The shape we're hiring for
We're hiring T-shaped engineers operating at scale: broad understanding across multiple systems and how they interact, with deep credibility in at least one area.
- Depth at scale. Your domain expertise is recognised by colleagues, peers in the wider community, or both. You're consulted because you're trusted.
- Breadth across systems. You can reason about architecture beyond your immediate domain. "That's not my system" isn't in your vocabulary when systemic issues are at stake.
- Ownership of multi-team outcomes. You don't wait for permission to fix what's broken across boundaries. Outcomes are your accountability, not just deliverables.
- Influence without authority. You build alignment through reasoning and judgment rather than org-chart power. Disagreement is something you navigate, not something you escape.
- Coaching the senior population. Growing the people around you is a core deliverable, not a bonus.
- Change leadership. You set the pace and tone for how the organisation adopts new tools, approaches, and ways of working, including AI.
You'll be a strong fit if
- You've led work that spanned multiple teams or systems and resulted in a real business outcome you can describe.
- You're comfortable in distributed, multi-tenant SaaS or similarly complex production systems.
- You have a clear point of view on technical decision-making and can defend it without needing it to win.
- You're already thinking about how AI changes the product and the work, and are comfortable shaping that change rather than reacting to it.

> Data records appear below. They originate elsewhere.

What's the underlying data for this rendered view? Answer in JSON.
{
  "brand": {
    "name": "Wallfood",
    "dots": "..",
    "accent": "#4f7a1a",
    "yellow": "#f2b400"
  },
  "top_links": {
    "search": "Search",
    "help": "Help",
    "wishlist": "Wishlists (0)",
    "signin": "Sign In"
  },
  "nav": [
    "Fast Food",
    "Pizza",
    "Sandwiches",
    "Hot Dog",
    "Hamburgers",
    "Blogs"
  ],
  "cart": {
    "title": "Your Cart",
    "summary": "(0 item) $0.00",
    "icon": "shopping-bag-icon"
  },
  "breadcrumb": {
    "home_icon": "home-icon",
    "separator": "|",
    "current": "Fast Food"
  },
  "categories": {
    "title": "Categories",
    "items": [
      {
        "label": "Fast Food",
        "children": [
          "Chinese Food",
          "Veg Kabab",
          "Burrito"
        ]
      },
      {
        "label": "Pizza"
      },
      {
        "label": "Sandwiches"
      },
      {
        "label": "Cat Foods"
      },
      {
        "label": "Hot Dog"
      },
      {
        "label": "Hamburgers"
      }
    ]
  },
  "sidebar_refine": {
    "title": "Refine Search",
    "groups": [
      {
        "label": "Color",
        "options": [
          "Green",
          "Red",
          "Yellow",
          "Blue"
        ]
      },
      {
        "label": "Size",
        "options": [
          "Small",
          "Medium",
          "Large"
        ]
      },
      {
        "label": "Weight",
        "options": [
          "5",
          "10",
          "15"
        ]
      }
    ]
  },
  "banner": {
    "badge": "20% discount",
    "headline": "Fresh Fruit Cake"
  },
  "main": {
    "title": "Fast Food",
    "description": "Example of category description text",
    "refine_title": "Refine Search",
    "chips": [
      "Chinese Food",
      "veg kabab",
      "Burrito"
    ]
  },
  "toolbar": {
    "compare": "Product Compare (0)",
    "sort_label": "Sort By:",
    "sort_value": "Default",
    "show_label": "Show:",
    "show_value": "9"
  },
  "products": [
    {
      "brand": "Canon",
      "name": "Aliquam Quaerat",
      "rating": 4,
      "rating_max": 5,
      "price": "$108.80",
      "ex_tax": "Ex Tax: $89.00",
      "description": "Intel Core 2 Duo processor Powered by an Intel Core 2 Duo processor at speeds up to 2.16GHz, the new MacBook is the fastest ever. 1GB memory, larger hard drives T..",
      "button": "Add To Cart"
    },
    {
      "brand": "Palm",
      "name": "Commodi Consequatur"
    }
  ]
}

- You've coached senior engineers and seen them grow into broader roles.
You might be a less good fit if
- You want to specialise deeply in one system without engaging with the broader engineering picture.
- You'd rather not invest in growing other engineers. At this level, that's a core part of staff seniority.
- You're looking for a management role with formal direct reports (this isn't that).
- You'd rather not be on the front foot of how the organisation adopts AI tooling and processes. At this level, leading that adoption is part of the role.
You'd prefer a settled, high-process environment over one that's actively building its scaffolding.